始まりは…相馬剛
始まりは…
side.剛
学校も終わった夕暮れ時。
商店街が立ち並ぶ建物の裏に小さな通りがある。その道を通って何度か曲がれば、建物に囲まれた薄暗いが少し場所に出る。
そこが俺達のよく集まる場所。隠れスポットとまでは言わないが、俺達以外あまり使われないから。汚いし。
特に何も言わなくても皆ここに集まって来てる。集まる人は日によってばらばらだけど。
で、今日はこの場に俺と竜也だけ居てだらっと時間潰してたら…
「健一の奴、莉央ちゃん連れてったぞ」
「……は?」
その小さな広場で壊れた椅子に座って携帯弄ってると、雅が走りながらやてきてそう大声で言った。
莉央とは俺の恋人だ。
「何言ってんだ、お前」
そんな雅を呆れ顔で見返せば、俺より先に隣にいた竜也が答えた。
「いやマジだって!昨日かな?駅前で二人で居るの見たぞ俺」
「莉央と健一がか?」
「うん」
「…で?それが何だよ」
莉央と健一が一緒に居るくらいはよくある。よく俺達と一緒に遊ぶからな。一緒にいるくらいは。
「なーんか気になって声かけたんだけど…」
「……?」
「そしたら健一が今から佐峨村?て所に二人で遊びに行くって」
「佐峨村?なんだそれ」
「聞いたことねぇな」
佐峨村?
そんな村この辺にあったか?
「で、莉央ちゃんもいるし冗談だと思ってその後別れたんだけど…」
「まぁ…莉央、俺に内緒で健一と二人で遊びに行く、なんてないからな…多分」
「…で、今日だ。二人共今日学校来てなかったよな?」
一瞬三人共無言になって沈黙が流れた。
「それ只の偶然だろ」
その沈黙を竜也が遮る。
偶然。
確かに今日は二人共休みだった。莉央が休みなんて珍しいな、て思ってたら健一も休みだって聞かされた。
あ、そういや俺昨日から莉央からのメールきてねぇな。特に話す事なかったし別によくあるけど。用事とかは学校で毎日話せるし。

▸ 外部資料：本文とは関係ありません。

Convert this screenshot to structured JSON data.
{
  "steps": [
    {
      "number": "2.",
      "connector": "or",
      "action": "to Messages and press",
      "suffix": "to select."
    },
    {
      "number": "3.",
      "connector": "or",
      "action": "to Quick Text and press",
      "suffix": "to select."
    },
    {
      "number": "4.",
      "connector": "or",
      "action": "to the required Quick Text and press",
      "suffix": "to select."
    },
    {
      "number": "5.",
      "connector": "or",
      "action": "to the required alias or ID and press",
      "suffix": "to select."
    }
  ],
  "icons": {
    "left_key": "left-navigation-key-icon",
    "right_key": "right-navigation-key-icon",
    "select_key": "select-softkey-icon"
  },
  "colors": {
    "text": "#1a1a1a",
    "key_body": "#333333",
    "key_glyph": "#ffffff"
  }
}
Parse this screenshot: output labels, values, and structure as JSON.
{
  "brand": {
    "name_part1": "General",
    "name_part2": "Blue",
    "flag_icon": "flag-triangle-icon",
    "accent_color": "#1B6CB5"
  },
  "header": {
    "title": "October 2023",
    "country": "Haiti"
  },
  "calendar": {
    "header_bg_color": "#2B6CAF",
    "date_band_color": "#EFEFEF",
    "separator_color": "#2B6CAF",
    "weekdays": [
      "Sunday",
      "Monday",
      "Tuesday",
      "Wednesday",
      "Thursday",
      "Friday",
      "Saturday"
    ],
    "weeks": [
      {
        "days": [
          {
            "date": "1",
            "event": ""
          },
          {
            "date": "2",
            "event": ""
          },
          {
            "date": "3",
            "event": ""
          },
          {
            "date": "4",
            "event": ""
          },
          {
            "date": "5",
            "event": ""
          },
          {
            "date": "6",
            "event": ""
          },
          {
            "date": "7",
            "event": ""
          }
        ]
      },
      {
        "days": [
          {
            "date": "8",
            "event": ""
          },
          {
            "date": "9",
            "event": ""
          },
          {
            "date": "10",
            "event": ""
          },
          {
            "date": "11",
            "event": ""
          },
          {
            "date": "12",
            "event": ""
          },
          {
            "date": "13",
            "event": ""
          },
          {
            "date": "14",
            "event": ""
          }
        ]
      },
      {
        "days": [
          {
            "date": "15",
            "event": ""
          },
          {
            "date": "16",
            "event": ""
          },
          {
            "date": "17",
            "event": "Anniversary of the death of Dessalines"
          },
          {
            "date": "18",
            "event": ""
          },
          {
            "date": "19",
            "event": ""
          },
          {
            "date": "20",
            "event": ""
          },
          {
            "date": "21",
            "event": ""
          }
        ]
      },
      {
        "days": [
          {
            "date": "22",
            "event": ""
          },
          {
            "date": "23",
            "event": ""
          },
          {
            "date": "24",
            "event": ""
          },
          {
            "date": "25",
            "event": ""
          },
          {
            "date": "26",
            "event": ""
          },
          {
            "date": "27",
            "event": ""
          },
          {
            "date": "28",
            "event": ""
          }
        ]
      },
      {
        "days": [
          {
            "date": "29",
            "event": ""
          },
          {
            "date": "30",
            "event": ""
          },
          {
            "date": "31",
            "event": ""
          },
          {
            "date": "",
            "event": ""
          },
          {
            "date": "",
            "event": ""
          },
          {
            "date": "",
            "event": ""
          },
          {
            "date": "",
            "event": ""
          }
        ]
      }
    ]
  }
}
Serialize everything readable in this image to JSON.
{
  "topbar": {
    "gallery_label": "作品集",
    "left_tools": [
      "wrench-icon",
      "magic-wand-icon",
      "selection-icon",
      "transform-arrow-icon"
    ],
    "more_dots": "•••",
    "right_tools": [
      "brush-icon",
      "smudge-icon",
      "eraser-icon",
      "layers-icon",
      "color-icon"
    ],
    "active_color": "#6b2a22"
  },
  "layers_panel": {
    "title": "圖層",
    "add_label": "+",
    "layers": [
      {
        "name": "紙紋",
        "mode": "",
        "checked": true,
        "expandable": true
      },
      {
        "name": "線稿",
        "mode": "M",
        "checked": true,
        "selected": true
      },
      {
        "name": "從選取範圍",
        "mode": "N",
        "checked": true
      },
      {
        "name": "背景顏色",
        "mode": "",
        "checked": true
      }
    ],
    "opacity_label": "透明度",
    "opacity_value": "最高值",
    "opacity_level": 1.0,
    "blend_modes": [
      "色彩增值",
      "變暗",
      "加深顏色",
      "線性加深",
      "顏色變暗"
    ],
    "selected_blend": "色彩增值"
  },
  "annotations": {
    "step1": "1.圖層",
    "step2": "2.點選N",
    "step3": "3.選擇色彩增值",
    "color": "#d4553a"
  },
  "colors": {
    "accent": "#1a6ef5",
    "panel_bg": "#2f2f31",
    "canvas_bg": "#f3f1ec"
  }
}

お見舞メールもしたけど返信はまだきてない。風邪でもひいてしんどいんだろって思って。
普段から雅はチャラい事で有名だし、そもそもこいつが言ってる事自体信じがたいけど。
「でも実際あれから二人見てないんだよ。絶対二人で遊びに行って帰ってきてないんだって」
「んな訳あるか。あの莉央が」
「雅、お前大丈夫か?だいたい遊びに行ったとしても、帰ってこない訳がねぇだろ」
「だってあれから健一に連絡つかねーんだもん」
「…なんで?」
「なんでって、つかないもんはつかないよ」
「単にお前嫌われてんじゃね?」
「ちょバカ言うな!へこむぞ!」
雅の言うことが正しいなら健一も莉央も連絡がついてない。それに二人共姿もみてない、と。雅の言うとおりなら、ほんとに遊びに行って帰ってこないと?
「一応莉央に連絡してみるけど、嘘だったら明日の昼飯奢れよ」
「え!?何でだよ!てか嘘じゃないって!」
「じゃ、俺も一応健一に連絡してみる」
だんだん雅の焦り具合が気になって携帯を取り出す。その隣で竜也も携帯を取り出した。
待ち受けを見てみたらまだメールの返信は無い。ここはもういっそ電話した方が良いよな。それで雅も直ぐに諦めんだろ。
アドレスから莉央を選ぶとダイヤルした。
――
――……―
「あれ?…出ない」
「やっぱり!?な?やっぱりこれ事件だって!」
電話に莉央は出なかった。
おかしい。
だいたいこの時間帯は家に居る筈で、すぐに出るんだけどな。
「健一もでねぇぞ」
「だろ!?だから言ったろ?これめっちゃ怪しいよな?」
「雅うるさい。二人共風邪で寝てるだけだって」
「俺、一応帰り見舞いついでに莉央ん家寄ってみる」
…一応。
「じゃ、俺も暇だし健一ん家遊びに行くわ」
「俺の勘がなんか告げてるぜ!だって昨日健一なんかおかしかったしな」
「そうなのか?」
「うん、なんか変だった」
「とにかく、二人共ちゃんといたら…雅、一週間分昼飯奢りな」
「ごちになりまーす!明日普通に登校してくるに一票」
「俺は二人がいないに一票!」
佐峨村へ行くって行った二人はそのまま帰って来なかった…じゃ、話しにならない。
雅も雅で二人がいない、てことを確認した訳じゃない。なのにあの自信はいったいどこから来てるんだ?
それに…あいつはただ面白がってるともとれる。
事件とか事故とか争いごとが好きだからな。